I fully respect the integrity, resolution and determination that you have shown during your time as Prime Minister. No one has wanted you to succeed more than
I have, but I do now urge you to make the right decisions in the interests of the country, this Government and our Party.
It is therefore with great regret and with a heavy heart that I resign from the Government.
THERESA MAY'S REPLY
Thank you for your letter this evening resigning as Lord President of the Council and Leader of the House of Commons. I was sorry to receive it.
I am grateful to you for your work since I became Prime Minister — first as Secretary of State for the Environment, Food and Rural Affairs, and then as Leader of the House of Commons. You rightly highlight the important reforms you have championed in this latter role — not only beginning the process of restoring the fabric of the Palace of Westminster but also making sure that Parliament meets the high standards rightly expected of it, whether through the introduction of the Independent Complaints and Grievance Scheme to stamp out bullying and harassment, or the pilot proxy voting scheme for MPs on parental leave.
I am also grateful for the support you have given over the last three years as the Government works to honour the result of the referendum and deliver our departure from the European Union. I am afraid I must disagree with the assessment you now give about our approach.
I do not agree with you that the deal which we have negotiated with the European Union means that the United Kingdom will not become a sovereign country. If the deal is passed, the UK will leave the European Union. We will leave its Common Agricultural Policy and its Common Fisheries Policy. We will end the jurisdiction of the European Court of Justice and make our own laws in Westminster and our devolved parliaments. We will stop sending vast annual sums of taxpayers' money to the EU, and spend it on our priorities instead — such as our National Health Service and our children's schools.

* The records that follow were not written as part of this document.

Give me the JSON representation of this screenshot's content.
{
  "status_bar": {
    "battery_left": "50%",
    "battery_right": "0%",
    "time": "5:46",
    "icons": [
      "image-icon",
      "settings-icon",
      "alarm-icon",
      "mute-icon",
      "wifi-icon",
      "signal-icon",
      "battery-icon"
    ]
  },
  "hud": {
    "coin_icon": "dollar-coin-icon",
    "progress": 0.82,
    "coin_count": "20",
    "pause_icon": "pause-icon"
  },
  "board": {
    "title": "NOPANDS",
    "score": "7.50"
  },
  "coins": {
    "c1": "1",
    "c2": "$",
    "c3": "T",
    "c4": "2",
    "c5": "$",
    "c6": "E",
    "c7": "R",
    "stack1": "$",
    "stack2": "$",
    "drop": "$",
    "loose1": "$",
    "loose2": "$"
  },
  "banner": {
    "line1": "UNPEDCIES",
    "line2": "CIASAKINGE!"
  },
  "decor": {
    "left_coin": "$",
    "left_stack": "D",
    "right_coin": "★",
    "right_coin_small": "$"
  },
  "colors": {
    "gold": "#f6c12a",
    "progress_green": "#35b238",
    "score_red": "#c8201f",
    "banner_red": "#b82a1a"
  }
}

I agree with you that a second referendum would be divisive. The Government is not proposing one. Indeed, I made clear again in the House today that I am against another referendum. I believe that we should be implementing the result of the first referendum, not asking the British people to vote in a second one. And I asked MPs what it would say about our democracy if the biggest vote in our history were to be rerun because the House of Commons did not like the outcome.
Having served as Leader of the House, however, you will know very well that any Bill to deliver our withdrawal from the European Union is amendable and likely to attract an amendment seeking to try and bring about a second referendum. That is why at Cabinet yesterday we agreed to bring the Bill forward and allow those MPs who want another referendum to put their case and test the opinion of the House on this matter again. I continue to believe that the arguments against a second referendum are strong and compelling, and will continue to oppose one.
I do not recognise what you say about decision-making in Government. Indeed, through your own work chairing the Parliamentary Business and Legislation committee of Cabinet, you have been an important part of ensuring that Brexit-related legislative proposals are properly scrutinised, and the whole Cabinet have listened to the assessments you have given at Cabinet meetings.
I have valued the frank and productive discussions we have had over the last three years. As you say, there are important elections tomorrow, and many Conservatives are working in a challenging environment to support our excellent candidates. I am sorry to lose someone of your passion, drive and sincerity from HM Government in this way.